There needs to be an openness to meaning-making, to soul-making – to what people desire in themselves. I think the humanistic and integrative movement has a place to ask some of the questions that explore these issues. We need to take on culture more. I think that the continued level of philosophical debate is necessary because people who have come into the area of humanistic and integrative therapy have entered an area that is very broad and they need to be sure of themselves.

It is not about throwing culture and theory away but rather about integrating difference. We need to demand much more from ourselves because we need to consolidate our own theoretical place, our roots in culture and philosophy and to draw it out much more. For example, we need to trace our roots through existentialism and phenomenology back to Platonic thought of essence and appreciation of beauty. A simplistic focus on feelings and their release is shallow without grounding ourselves in our proper purpose.

Eugene Gendlin (the founder of ‘Focusing’) talked recently about how he feared humanistic psychology and therapy was dwindling away. It wasn’t producing a second generation of thinking, of solid, well focused thought about where it stood and therefore it was not developing its vision in terms of understanding itself.

Humanistic psychology was founded as a counter-culture and could always say what it was not. In the second generation it needs to say what it is. I see this as the work of the next fifteen years or so. I think there is also room for what is called spirit – to understand our place in the broader context. It is part of the urge to belong, and of course our continued focus on the body is essential.
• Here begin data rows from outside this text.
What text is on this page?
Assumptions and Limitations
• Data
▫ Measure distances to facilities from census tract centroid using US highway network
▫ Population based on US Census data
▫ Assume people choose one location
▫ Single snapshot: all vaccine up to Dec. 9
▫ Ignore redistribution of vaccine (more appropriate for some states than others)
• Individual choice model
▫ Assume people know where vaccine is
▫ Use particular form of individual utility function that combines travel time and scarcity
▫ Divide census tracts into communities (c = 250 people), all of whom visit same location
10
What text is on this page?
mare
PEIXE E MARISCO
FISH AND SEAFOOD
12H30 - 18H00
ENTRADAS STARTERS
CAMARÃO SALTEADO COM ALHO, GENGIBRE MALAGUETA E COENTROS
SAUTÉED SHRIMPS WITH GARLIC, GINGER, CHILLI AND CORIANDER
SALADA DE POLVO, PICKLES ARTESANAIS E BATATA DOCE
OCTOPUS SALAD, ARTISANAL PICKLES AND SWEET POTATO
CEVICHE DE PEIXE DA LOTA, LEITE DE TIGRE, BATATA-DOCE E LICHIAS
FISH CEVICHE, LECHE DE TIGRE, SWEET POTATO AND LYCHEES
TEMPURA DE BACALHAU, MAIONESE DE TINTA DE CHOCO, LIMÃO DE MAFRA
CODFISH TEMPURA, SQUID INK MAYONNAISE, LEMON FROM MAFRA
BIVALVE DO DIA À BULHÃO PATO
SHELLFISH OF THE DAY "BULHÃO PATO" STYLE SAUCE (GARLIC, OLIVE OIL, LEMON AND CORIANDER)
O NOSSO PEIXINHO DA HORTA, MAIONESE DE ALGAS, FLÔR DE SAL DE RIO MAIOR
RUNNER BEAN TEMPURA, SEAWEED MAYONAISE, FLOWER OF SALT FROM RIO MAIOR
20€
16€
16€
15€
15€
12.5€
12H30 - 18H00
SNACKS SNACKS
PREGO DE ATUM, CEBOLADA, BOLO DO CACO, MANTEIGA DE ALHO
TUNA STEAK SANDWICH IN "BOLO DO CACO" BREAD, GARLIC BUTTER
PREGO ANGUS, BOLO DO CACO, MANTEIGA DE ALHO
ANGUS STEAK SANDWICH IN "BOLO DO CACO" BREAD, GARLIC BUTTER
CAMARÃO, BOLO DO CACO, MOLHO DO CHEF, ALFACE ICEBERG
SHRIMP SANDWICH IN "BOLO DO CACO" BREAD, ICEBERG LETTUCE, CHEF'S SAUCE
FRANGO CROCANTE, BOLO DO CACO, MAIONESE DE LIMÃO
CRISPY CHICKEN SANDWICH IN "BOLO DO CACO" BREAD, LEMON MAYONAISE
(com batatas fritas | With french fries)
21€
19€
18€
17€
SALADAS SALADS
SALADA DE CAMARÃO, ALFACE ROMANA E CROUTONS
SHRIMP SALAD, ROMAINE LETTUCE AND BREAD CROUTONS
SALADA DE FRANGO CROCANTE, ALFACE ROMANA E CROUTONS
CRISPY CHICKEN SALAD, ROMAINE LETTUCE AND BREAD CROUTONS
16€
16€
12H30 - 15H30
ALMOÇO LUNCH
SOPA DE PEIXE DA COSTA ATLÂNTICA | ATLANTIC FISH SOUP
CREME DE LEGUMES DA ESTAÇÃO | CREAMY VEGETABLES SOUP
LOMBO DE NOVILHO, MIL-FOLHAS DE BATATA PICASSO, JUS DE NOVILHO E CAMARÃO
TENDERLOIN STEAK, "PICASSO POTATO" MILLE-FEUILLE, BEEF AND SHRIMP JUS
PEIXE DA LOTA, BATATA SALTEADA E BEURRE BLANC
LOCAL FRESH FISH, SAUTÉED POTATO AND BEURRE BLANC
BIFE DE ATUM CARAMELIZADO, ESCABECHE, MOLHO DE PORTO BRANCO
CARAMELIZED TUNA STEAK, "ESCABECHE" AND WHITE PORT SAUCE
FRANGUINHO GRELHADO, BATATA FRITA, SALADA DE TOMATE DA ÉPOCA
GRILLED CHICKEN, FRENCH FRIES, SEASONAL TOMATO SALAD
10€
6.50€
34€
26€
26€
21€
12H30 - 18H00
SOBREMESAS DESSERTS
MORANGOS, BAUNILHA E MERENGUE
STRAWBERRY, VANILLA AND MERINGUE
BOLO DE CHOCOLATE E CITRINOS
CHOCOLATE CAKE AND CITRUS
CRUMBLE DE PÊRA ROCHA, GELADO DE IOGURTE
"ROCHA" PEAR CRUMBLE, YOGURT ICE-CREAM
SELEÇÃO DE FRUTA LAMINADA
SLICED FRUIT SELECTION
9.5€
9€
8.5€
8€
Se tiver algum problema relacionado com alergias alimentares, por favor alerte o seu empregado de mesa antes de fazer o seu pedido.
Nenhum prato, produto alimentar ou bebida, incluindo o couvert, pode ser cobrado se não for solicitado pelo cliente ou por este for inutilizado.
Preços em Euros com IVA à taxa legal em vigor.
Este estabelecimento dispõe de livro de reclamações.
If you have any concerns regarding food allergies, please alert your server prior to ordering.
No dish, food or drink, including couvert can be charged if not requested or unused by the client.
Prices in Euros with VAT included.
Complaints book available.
In the ICP we have spent time looking at where we can agree on things to do with therapy: now we are beginning to look at where we are different. We are looking at where there can be useful tension. It is not a question of formalising and defining differences but rather holding them and in that tension allowing creativity to emerge. Yes, of course standards need to be in place but there also needs to be a creative development within each section otherwise there is danger that we may become a ‘dry stick’.

There is an element of anarchy about it all insofar as therapy is always slightly outside the rules, sitting with the person and asking questions like where is the person, who is the person, what are the desires, what burns and motivates the person? Therapy is counter-cultural in that it always holds the subjectivity of the person juxtaposed to the rule of law. It is like a sanctuary where the kings soldiers cannot come. It is the world of the sacred, the magic, it is often outside the everyday and the common-place. It allows the person a freedom to explore his or her potential to be fully human. My belief is that humanistic and integrative psychotherapy will continue to espouse these ideals in the future and I look forward to being part of that consolidation which might be described as a unity in the diversity of human development.
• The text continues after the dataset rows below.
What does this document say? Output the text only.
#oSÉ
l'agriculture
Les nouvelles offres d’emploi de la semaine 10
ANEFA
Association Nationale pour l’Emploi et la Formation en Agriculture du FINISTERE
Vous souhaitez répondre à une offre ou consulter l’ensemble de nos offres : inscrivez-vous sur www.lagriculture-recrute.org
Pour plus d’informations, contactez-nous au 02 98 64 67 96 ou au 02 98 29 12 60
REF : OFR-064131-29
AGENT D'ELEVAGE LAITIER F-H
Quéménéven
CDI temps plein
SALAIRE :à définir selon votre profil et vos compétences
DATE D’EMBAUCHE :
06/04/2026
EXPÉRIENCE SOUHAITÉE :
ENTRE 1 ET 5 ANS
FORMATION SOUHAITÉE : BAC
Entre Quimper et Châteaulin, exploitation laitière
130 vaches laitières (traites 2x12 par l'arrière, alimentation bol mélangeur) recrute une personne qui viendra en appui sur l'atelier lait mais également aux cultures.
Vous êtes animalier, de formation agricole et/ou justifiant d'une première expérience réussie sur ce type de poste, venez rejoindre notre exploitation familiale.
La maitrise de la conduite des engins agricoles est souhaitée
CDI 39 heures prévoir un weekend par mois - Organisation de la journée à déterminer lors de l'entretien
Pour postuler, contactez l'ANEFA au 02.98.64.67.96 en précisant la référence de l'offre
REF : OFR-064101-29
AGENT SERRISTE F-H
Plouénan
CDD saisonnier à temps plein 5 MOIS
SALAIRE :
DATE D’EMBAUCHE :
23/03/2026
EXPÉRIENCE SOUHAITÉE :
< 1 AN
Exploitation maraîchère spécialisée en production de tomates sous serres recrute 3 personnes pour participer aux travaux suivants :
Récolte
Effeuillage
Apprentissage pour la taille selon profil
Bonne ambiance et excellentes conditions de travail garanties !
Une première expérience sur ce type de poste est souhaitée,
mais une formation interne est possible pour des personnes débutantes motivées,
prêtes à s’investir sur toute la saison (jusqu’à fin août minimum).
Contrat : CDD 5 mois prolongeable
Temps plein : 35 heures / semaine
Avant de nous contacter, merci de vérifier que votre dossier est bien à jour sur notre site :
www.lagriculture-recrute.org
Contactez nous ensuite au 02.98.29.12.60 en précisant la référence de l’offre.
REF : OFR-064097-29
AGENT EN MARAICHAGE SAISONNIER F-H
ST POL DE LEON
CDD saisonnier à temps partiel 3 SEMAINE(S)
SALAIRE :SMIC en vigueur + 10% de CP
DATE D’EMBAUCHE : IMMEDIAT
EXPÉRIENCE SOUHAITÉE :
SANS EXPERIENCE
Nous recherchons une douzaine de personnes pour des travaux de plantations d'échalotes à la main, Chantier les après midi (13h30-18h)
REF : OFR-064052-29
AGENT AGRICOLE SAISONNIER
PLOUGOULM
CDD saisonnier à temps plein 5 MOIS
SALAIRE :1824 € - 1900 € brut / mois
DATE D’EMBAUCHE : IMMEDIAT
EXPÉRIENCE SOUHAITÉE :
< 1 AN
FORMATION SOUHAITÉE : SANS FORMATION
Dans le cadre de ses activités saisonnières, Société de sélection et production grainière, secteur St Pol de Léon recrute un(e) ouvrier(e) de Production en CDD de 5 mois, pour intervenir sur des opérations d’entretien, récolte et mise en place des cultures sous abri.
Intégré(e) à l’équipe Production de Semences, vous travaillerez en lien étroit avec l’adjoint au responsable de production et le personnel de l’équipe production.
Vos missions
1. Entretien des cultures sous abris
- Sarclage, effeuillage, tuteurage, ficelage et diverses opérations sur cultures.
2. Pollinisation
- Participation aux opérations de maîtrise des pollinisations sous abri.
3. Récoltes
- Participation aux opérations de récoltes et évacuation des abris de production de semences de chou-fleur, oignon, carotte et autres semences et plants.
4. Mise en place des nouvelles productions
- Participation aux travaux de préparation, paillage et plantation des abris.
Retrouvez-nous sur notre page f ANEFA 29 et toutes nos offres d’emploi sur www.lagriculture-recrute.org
Finally, on a broader scale, I was pleased to recently to see the formation of a new organisation in the UK, of ‘Psychotherapy for Social Responsibility’ who are highlighting psychotherapists’ contribution to wider social issues in the environment, social policy, education etc. Humanistic psychotherapy here could have some contribution to developing such a forum in Ireland. After all, Carl Rogers espoused the view that the fully functioning person was innately socially conscious and spontaneously made a contribution to change at a macro/social level as well as at an internal and familiar level.